琥珀瞪他一眼,拍拍奈奈生的小手:“我看鹤先生根本乐在其中。你不是一直说想见涉君吗?今天一定能让你如愿。”
“那种毛头小子有什么好看的?”鹤丸国永嘟囔着。
琥珀这个前辈哪里都不差,就是遇到这种事的时候总迟钝得像只鸵鸟,老实说这回她没有找借口推掉已经是万幸了。所以奈奈生明白自己是琥珀勇气的来源,就算再怎么尴尬也不能临阵脱逃。
“琥珀。”
循声望去,荒井涉就站在他们后头,长身玉立,于川流的人群中几乎要夺走所有的视线。
琥珀微微一笑,抬手拨过发梢,向他走去。
“这位想必就是奈奈生小姐吧?经常听琥珀提起你的名字。”涉十分绅士地低头致意。
“涉君,你好。彼此彼此。”奈奈生腼腆地笑笑,只觉透过那双黑曜石一般的眼睛,她看到的是一个温文尔雅的贵族青年,虽说不及三日月殿亲切温柔,却也远没有前辈所描述的。。。那么讨厌。
简单地寒暄过几句,完美满足了奈奈生对于偶像的憧憬。
鹤丸国永挑剔的目光在涉身上逡巡,但也没能挑出什么错处来,终于在他认为奈奈生已经心满意足的时候,出言道:“那边有一片梅树花开得正好,奈奈生,要跟我去看看吗?”
“那我先失陪了。”回以一个抱歉的眼神,奈奈生功成身退。
“居然还要人陪你?你以为是来赴约还是赴死的?”奈奈生和鹤丸国永的身影才刚远去,涉就原形毕露地开始了对琥珀的日常嘲讽。
“她很崇拜你,一直都很想要你的亲笔签名。”琥珀强撑道。
“哦?那你大可直接问我要。”
“不希望你误以为我很崇拜你。”
神社每隔几十年就要迭替大修一次,建筑都还未曾留下时光的痕迹,但漫长岁月的洗礼还是为这方水土孕育出了别样的气韵。
两人在入口处的手水舍洗净了双手,排到参拜人群的最末尾。
队伍虽长,但人们都不急不躁地等待着,或是单独前来,或是结伴而行,时而轻声交谈几句,对这片刻远离喧嚣的光景甚是珍惜。
琥珀望着与她并肩的出挑男伴,忽而萌生了一股骄傲,哪怕只是几个小时,荒井涉只属于她这个念头,就足以让她心里的粉色气球怦怦爆炸了。
“看我干什么?”在琥珀心里引起了无数粉色绮念的罪魁祸首问。
“我只是在看那边的建筑,很多人聚在那里。”琥珀说。
“那是配给殿,会贩售纪念品,也可以求签占卜运势。”涉解说道。
再如何理智,听到占卜两个字琥珀还是没忍住跃跃欲试了起来,就好像锻刀的时候坚信自己下一发一定能心想事成一样。“灵验吗?”

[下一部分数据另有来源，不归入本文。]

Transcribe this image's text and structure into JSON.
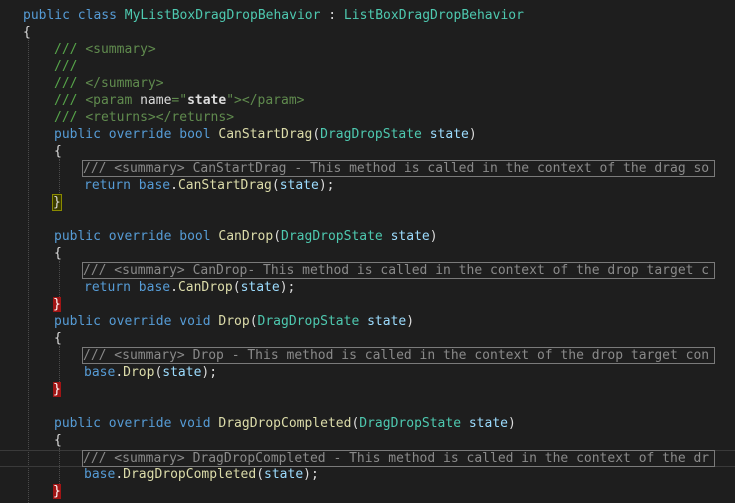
{
  "code": {
    "class_decl": {
      "kw1": "public",
      "kw2": "class",
      "name": "MyListBoxDragDropBehavior",
      "sep": " : ",
      "base": "ListBoxDragDropBehavior"
    },
    "open_brace": "{",
    "doc": {
      "l1_slashes": "/// ",
      "l1_tag": "<summary>",
      "l2": "///",
      "l3_slashes": "/// ",
      "l3_tag": "</summary>",
      "l4_slashes": "/// ",
      "l4_tag_open": "<param ",
      "l4_attr": "name",
      "l4_eq": "=\"",
      "l4_val": "state",
      "l4_quote": "\"",
      "l4_tag_close": "></param>",
      "l5_slashes": "/// ",
      "l5_tag": "<returns></returns>"
    },
    "m1": {
      "kw_public": "public",
      "kw_override": "override",
      "kw_bool": "bool",
      "name": "CanStartDrag",
      "type": "DragDropState",
      "param": "state",
      "collapsed": "/// <summary> CanStartDrag - This method is called in the context of the drag so ...",
      "ret": "return",
      "base": "base",
      "call": "CanStartDrag",
      "arg": "state"
    },
    "m2": {
      "kw_public": "public",
      "kw_override": "override",
      "kw_bool": "bool",
      "name": "CanDrop",
      "type": "DragDropState",
      "param": "state",
      "collapsed": "/// <summary> CanDrop- This method is called in the context of the drop target c ...",
      "ret": "return",
      "base": "base",
      "call": "CanDrop",
      "arg": "state"
    },
    "m3": {
      "kw_public": "public",
      "kw_override": "override",
      "kw_void": "void",
      "name": "Drop",
      "type": "DragDropState",
      "param": "state",
      "collapsed": "/// <summary> Drop - This method is called in the context of the drop target con ...",
      "base": "base",
      "call": "Drop",
      "arg": "state"
    },
    "m4": {
      "kw_public": "public",
      "kw_override": "override",
      "kw_void": "void",
      "name": "DragDropCompleted",
      "type": "DragDropState",
      "param": "state",
      "collapsed": "/// <summary> DragDropCompleted - This method is called in the context of the dr ...",
      "base": "base",
      "call": "DragDropCompleted",
      "arg": "state"
    },
    "brace_open": "{",
    "brace_close": "}"
  },
  "colors": {
    "background": "#1e1e1e",
    "keyword": "#569cd6",
    "type": "#4ec9b0",
    "method": "#dcdcaa",
    "parameter": "#9cdcfe",
    "comment": "#57a64a",
    "highlight_brace_red": "#a01515"
  }
}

“听说来还愿的人很多,大概有几分灵验吧。”看她双眼发光的样子,涉压下翘起的嘴角,没忍心告诉她,那些签子他是从小拿来当游戏棒玩的。“对了,你的圣诞礼物。。。”
琥珀的神情突然紧绷起来,只听她一脸严肃地打断道:“你发现了吧?我要向你道歉——”
涉把嘴边那句“还不错”咽了下去。
“胸针是我拜托学珠宝设计的同学做的,我出的创意,不是什么大牌,工艺应该没问题,只是那颗宝石。。。”琥珀说,“不是真的,就是普通的水晶而已。”甚至还不是天然水晶,但这也不能怪她,毕竟三个月没有领工资了。
涉像是被人掐住了脖子似的半天才说:“。。。为什么要告诉我?”
“只是想提醒你,不要带去正式场合,行家眼光很高,一眼就能鉴别的。”琥珀惴惴不安道,不时偷瞄涉的脸色。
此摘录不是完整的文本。